Always imagined it’d find me in some fashion like this, in some sorry for nothing shit stain of a town but if I’d my choosing, I’d surely want it occurring some place other than anywhere in fucking Texas. Just thinking ‘bout it, it’s enough to make me give a lean out to defying that inevitable and hightailing my ass the five or six more hours it’d take to cross a line just so’s I didn’t have to die in this Gawd forsaken place.
Can’t trust a man to come from something so flat. Can’t trust his intentions, his yearnings, none of it.

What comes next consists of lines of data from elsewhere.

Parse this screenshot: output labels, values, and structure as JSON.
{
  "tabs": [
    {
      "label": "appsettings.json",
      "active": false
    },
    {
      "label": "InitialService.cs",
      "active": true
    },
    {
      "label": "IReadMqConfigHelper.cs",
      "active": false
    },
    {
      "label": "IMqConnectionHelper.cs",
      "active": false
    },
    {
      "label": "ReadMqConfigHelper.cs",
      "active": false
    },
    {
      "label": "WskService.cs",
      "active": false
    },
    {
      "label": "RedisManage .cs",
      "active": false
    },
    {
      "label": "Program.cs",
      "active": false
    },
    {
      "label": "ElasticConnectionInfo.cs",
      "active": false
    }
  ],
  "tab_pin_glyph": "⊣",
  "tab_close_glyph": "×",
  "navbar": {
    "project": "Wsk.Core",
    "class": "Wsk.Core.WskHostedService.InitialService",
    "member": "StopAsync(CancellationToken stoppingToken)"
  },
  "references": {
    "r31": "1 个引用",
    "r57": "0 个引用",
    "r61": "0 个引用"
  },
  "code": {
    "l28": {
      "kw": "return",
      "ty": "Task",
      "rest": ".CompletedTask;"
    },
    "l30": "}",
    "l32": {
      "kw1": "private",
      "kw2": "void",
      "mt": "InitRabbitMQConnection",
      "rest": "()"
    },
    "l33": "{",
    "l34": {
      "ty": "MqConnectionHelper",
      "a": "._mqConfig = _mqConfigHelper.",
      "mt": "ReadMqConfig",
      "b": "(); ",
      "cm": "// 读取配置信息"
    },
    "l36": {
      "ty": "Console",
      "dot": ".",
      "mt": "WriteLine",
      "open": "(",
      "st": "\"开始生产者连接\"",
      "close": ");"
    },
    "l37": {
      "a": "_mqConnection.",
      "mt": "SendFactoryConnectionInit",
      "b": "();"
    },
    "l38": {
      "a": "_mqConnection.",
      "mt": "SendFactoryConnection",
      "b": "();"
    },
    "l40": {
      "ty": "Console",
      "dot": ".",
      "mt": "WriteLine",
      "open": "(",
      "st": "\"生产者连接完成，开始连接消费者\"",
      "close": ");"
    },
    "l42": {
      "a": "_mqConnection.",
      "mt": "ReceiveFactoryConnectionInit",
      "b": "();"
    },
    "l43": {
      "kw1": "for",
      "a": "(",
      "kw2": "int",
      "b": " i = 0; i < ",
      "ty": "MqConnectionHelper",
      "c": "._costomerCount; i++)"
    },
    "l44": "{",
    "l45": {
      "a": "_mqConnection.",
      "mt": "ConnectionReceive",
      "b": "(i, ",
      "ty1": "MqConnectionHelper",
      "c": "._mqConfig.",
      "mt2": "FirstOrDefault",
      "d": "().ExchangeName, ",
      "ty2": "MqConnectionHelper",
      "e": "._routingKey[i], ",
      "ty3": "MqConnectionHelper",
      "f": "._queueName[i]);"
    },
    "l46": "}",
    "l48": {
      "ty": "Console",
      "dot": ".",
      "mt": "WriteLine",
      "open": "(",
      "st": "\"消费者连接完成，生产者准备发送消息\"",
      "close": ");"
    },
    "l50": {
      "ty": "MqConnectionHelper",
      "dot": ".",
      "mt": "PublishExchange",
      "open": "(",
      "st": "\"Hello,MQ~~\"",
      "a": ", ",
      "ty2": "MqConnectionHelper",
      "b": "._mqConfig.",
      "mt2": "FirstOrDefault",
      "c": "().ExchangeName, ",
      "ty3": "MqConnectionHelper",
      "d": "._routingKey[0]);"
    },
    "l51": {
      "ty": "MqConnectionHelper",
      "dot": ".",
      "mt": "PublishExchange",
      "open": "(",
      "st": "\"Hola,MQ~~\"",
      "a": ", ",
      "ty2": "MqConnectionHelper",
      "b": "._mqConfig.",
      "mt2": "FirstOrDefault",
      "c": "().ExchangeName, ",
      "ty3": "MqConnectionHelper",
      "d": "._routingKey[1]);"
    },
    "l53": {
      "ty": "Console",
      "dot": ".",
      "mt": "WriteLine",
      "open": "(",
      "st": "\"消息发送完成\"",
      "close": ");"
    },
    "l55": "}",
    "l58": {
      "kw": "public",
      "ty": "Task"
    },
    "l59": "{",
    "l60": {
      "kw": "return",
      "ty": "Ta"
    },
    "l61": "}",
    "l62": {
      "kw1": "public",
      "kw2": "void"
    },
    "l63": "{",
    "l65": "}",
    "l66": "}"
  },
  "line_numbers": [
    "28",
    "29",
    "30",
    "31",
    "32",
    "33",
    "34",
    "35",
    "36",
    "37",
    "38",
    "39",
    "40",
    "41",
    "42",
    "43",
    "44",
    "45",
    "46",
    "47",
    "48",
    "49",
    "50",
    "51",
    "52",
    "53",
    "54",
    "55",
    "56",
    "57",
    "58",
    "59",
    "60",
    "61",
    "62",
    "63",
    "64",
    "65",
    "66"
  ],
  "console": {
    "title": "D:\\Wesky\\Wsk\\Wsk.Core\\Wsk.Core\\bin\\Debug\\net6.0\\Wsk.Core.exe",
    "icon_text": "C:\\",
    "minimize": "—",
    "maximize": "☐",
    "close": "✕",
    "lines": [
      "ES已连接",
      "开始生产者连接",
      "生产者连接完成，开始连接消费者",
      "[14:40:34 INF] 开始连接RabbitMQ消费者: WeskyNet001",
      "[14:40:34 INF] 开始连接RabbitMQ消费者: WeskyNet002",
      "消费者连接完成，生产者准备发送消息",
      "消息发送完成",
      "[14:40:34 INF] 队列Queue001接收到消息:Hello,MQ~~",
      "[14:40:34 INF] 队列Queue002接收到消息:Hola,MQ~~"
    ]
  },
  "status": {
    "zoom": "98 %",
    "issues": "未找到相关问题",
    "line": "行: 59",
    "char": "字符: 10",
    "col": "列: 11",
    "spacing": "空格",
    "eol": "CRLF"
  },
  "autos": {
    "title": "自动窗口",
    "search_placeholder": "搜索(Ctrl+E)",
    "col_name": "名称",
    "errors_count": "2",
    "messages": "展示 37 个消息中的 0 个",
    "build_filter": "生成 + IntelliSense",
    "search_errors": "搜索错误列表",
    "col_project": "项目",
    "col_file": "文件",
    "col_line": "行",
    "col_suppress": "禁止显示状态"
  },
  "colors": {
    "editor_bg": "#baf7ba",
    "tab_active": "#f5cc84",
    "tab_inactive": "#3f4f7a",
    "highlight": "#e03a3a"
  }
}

Ain’t a gawddamn thing ever come from a drive through Texas that were worth a damn and this being the culmination only lands that hammer harder.
And by Gawd if any of that doing involved anything less than hauling the dead body of my brother that’d of course fell off that roof and pinned my foot leaving us both stagnant and still and driving his ass all the way back to where it were that’d bred and sealed two boys fate in a situation like we’d got ourselves here, than I would’ve.
Just ain’t gonna happen.
So’s it’d appear, unfortunate for me, that the crawling sprawl of a train rolling in on the eastside of this spit of a town, consisting all of one hotel and a gas station, and my brother’s dead stare stamping my face in a burn mark on ‘em green peepers, my last cradling. I’s to die out here with the sound of grind charging filters through breeze. That carrying of buzz playing by that blue bouffant woman my brother’s Ruger took pity on with a clear mark. That channeling dumping over the left drip of exhaust and silver streak of dirty granite come out mufflers of hard traveled miles. ‘Til finally, the chug of wheels burning over track finds its resting in the perk of my ears and settles with the dust of that train’s first roll through Hazard.
2
1930
The
Whittle
Boys
“Well, I don’t mind telling ye, me broder’s passion weren’t somet’ing he’d learnt entirely on his own, now. Bit of a mark of trade, rather. Picked it up over a spell of ripping and running we’d found erselves in. Fuck, we’s bathing in it ferr we even stepped foot into double digits. Ain’t it right, Riley? Riley? Riley…”
Quick to it, Cian burst up. That line of rope tethering all decisions want for a whiplash twirl as Riley went after the big scruff, who’d made it his sole and only job to drive him crazy with cutback eyes and grunts of reprisals ever since they stepped off Irish soil and onto Atlantic steel. Well it just wouldn’t do now would it. That’s exactly how Riley saw it and once he’d made it his intent to go after the big brawling mustached tard, come to be known as The Russian ever after, it were settled and stamped in stone.
Tuggled down and fastened at the hips, these two. And for right measure. Both of ‘em loaded up as they were. History proved there’s better odds in the pairing of ‘em than they’s like to find by ‘emselves. And as their lives tended toward the hankering for a little rough house it didn’t take long for ‘em to find that trouble their eyes’d always tended to. And given that minor detail that neither one of ‘em stood very much taller than a woman, being all ‘bout five foot six, there were a spot of crafty that came along with.